The following originally appeared on The Upshot (copyright 2017, The New York Times Company).
The relatively recent movements toward transparency and quality in health care have collided to produce dozens of publicly available hospital quality metrics. You might consider studying them in advance of your next hospital visit. But how do you know if the metrics actually mean anything?
There are valid reasons to be suspicious of measurements of hospital quality. One longstanding concern is that some hospitals may disproportionately attract sicker patients, who are more likely to have worse health outcomes. That could cause those hospitals to appear less effective than they actually are. Statistical techniques can mitigate but not completely eliminate this bias.
A related problem is that measurement of the quality of a hospital can be biased if it doesn’t take into account the socioeconomic status of the population it serves — and many such metrics do not. For example, a hospital in a wealthy region serves patients with more resources, relative to a hospital in a poorer region. If greater patient resources translate into better health — and a lot of research suggests they do — the hospital in the wealthy region may appear to be of higher quality. But that isn’t necessarily because of the care it delivers.
Because of issues like these, one study found that approaches to rating hospitals don’t agree on which hospitals are high or low in quality. “We have a vast number of quality measures,” said Dr. Ashish Jha, a co-author of the study and a scholar of health care quality at the Harvard T.H. Chan School of Public Health, “but which are signal and which are noise? It can be incredibly tricky to sort out.”
A recent study, however, shows that there is at least a bit of signal within the noise. The study, by health economists at M.I.T. and Vanderbilt, found that hospitals that score better on certain metrics reduce mortality. Among the ones they examined were patient satisfaction scores.
“We found that hospitals’ patient satisfaction scores are useful signals of quality, which surprised me to some extent,” said Joseph Doyle, an economist at M.I.T. and one of the study’s authors. “Hospitals with more satisfied patients have lower mortality rates, as well as lower readmission rates.”

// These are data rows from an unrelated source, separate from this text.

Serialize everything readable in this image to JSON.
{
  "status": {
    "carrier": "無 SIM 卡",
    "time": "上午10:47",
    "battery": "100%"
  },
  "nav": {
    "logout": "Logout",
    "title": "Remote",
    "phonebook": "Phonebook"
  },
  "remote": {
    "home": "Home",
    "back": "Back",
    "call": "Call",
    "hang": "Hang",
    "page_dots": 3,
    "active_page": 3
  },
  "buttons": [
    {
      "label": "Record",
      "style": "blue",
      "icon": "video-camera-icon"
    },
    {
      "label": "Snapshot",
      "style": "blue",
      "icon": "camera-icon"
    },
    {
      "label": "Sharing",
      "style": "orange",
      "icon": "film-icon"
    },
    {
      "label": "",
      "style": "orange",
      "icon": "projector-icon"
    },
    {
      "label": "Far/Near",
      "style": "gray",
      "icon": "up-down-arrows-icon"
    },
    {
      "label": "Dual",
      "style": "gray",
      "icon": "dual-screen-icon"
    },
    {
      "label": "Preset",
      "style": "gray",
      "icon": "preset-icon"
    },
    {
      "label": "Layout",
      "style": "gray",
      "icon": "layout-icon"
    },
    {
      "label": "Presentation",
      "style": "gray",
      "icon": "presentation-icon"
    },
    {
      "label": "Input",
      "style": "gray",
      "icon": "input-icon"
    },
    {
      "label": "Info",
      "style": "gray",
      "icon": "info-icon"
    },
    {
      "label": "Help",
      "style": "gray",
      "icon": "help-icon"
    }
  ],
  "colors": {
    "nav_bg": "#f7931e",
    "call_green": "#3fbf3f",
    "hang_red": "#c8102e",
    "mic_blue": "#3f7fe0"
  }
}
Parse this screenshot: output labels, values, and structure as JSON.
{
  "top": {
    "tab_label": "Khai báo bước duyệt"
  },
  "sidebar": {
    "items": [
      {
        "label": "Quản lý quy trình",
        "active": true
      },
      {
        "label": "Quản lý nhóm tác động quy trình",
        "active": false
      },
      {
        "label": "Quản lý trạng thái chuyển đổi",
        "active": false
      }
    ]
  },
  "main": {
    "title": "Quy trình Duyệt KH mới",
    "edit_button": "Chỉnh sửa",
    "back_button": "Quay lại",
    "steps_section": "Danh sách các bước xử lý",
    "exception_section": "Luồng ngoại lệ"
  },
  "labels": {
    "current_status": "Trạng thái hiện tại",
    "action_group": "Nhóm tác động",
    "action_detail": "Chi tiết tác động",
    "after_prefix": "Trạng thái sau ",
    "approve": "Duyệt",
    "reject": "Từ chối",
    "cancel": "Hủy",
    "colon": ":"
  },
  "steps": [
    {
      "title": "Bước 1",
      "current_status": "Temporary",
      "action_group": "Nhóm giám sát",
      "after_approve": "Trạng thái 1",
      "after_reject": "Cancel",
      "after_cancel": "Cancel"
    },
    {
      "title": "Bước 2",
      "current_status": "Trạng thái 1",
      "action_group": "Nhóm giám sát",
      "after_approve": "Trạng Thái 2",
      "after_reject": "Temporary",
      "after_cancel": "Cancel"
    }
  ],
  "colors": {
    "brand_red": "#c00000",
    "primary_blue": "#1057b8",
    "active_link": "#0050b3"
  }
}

According to the study, a hospital with a satisfaction score that is 10 percentage points higher — 70 percent of patients satisfied versus 60 percent, for example — has a mortality rate that is 2.8 percentage points lower and a 30-day readmission rate that is 1.9 percentage points lower. This is consistent with earlier work, described by my colleague Aaron Carroll, that found an association between better Yelp ratings of hospitals and lower mortality rates and readmission rates for certain conditions.

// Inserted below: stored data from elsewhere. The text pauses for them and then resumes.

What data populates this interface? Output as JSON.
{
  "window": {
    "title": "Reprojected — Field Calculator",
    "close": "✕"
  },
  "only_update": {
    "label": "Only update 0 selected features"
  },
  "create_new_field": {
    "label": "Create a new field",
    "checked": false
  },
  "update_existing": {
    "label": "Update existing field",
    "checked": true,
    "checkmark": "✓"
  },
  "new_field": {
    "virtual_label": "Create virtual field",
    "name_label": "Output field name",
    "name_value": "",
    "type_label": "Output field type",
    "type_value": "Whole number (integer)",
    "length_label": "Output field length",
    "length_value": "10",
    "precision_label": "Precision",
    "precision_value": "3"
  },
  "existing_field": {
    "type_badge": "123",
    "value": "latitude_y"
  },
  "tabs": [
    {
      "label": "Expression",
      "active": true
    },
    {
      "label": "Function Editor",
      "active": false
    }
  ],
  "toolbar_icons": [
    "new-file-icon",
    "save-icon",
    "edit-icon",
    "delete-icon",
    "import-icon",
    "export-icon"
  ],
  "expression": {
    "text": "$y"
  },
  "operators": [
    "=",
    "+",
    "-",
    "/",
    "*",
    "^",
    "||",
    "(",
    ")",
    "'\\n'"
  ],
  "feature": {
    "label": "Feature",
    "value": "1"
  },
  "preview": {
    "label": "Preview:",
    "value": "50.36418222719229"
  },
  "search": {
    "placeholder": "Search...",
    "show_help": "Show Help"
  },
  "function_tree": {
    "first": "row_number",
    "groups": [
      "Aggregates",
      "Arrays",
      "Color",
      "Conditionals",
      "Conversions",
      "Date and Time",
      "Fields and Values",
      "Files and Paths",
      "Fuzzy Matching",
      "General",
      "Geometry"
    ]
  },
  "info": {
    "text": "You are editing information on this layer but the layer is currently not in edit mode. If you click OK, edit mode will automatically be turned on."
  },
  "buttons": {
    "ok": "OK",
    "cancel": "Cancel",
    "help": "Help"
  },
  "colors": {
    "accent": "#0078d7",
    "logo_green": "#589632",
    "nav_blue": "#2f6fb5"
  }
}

Mr. Doyle’s study, published as a National Bureau of Economic Research working paper, is exceedingly clever in its design. The ideal study would be to randomly assign patients needing hospital care to facilities with high or low quality. Then, this ideal study would see what happened to those two groups of patients: Did the group randomized to more highly rated hospitals live longer and stay out of the hospital longer? If so, the metrics are, in fact, providing useful guidance.

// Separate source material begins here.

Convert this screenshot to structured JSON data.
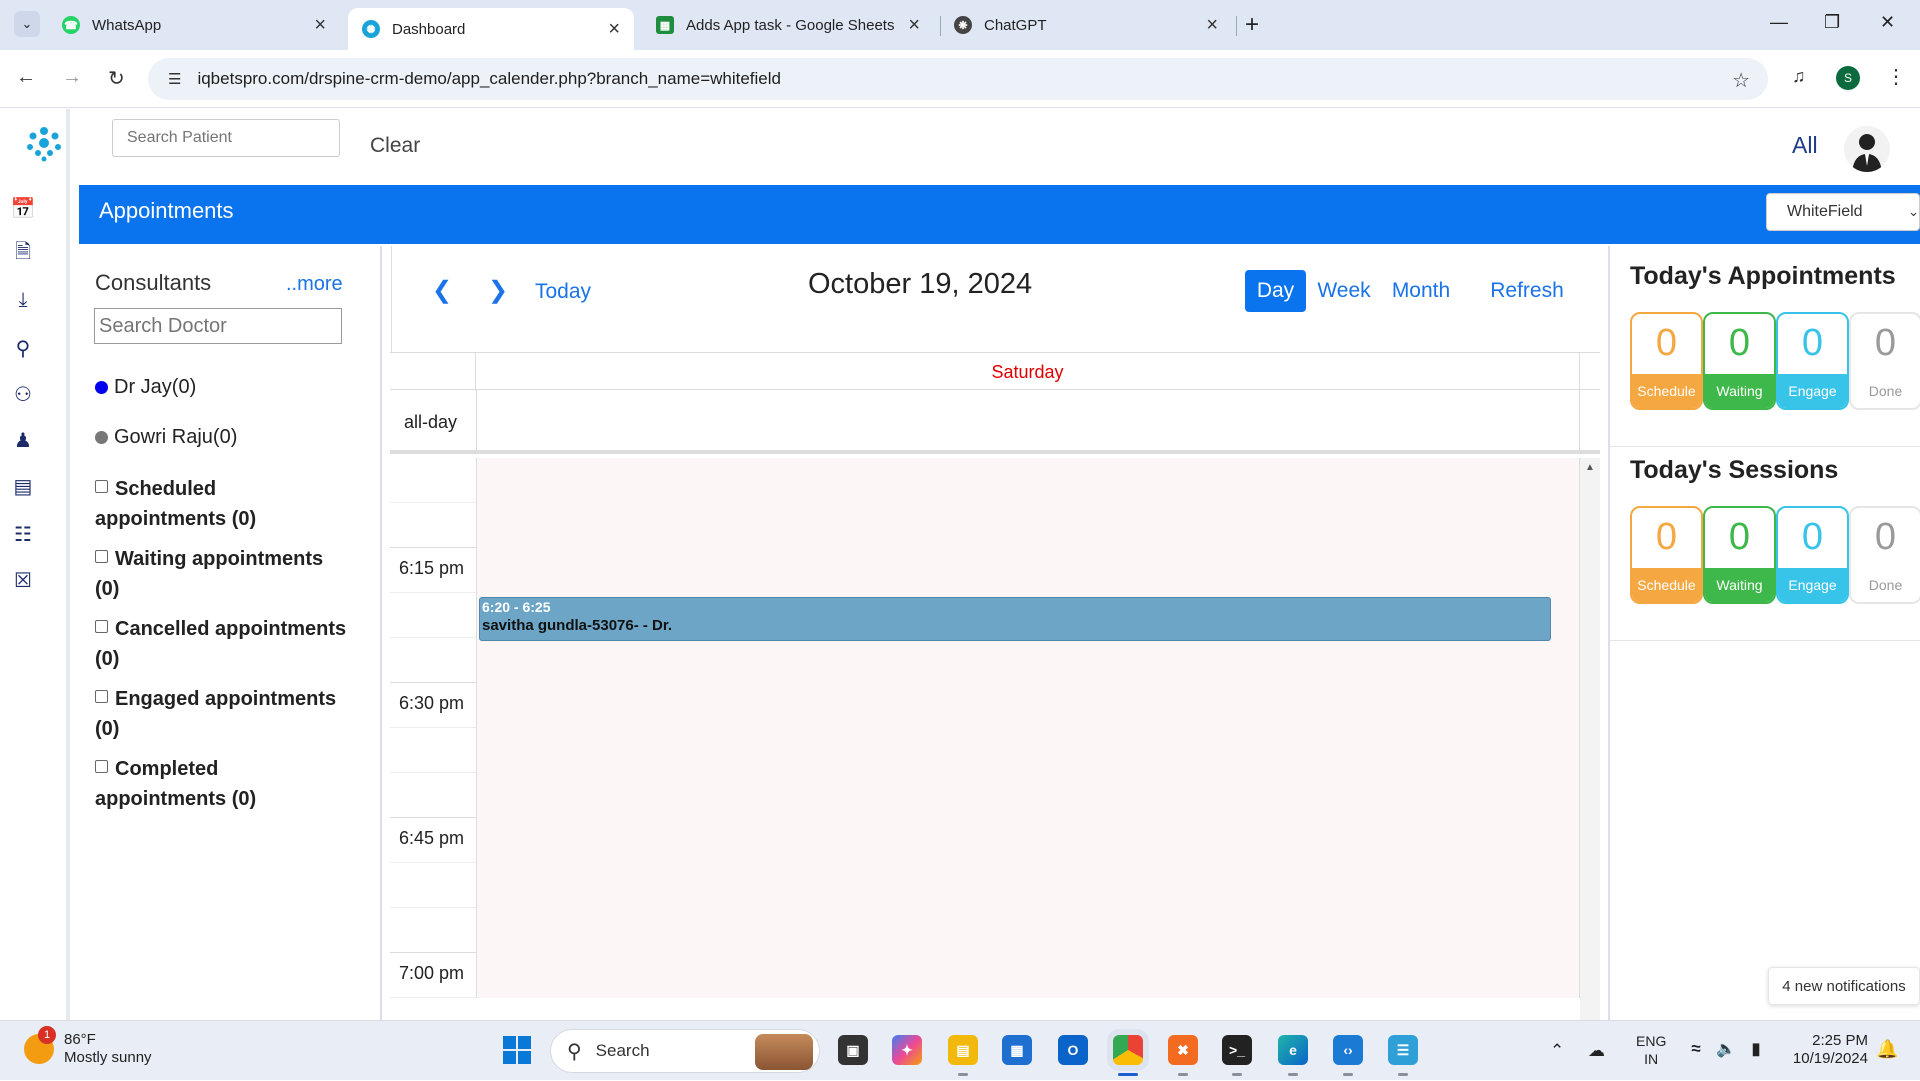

For ethical as well as practical reasons, we cannot randomly assign patients to hospitals. But it turns out that in emergency situations, like heart attacks, which ambulance service picks up patients who live in the same neighborhood is effectively random in many cases.
In some locations, patients are assigned to services in an orderly rotation. In others, services compete to see which can reach a patient first. In others still, it’s the ambulance that happens to be closest to the patient that gets the business. In all of these cases, exactly which ambulance picks up a given patient with a given condition is random. It also turns out that ambulance companies have preferences for certain hospitals, and the random assignment of ambulance companies to patients leads to an effectively random selection of the hospital at which they receive care.
The authors exploited this randomness as a natural experiment to test how different kinds of hospital quality measures predicted mortality and readmissions. Using data from 2008 to 2012, they compared Medicare patients needing emergency care who lived in the same ZIP code but were served by different ambulance companies and, therefore, tended to be delivered to different hospitals with different quality scores. The approach was validated in earlier research that showed that higher-cost hospitals have lower mortality rates than lower-cost ones.
In addition to testing the predictive ability of satisfaction scores, Mr. Doyle’s study examined indicators of high-quality care — things that a hospital does that are believed to improve outcomes, like the rate at which a hospital gives heart attack patients aspirin upon arrival.
Here, too, hospitals with better such indicators had lower mortality and readmission rates. The very best hospitals by these measures can reduce the odds of death within a year by 14 percent relative to the very worst hospitals, for example.
“Though hospital quality measures are not perfect, our work provides some reasons to be optimistic about some of them,” Mr. Doyle said. “Hospitals that score well on patient satisfaction, follow good processes of care and record lower hospital mortality rates over the prior three years do seem to keep patients alive and out of the hospital longer.”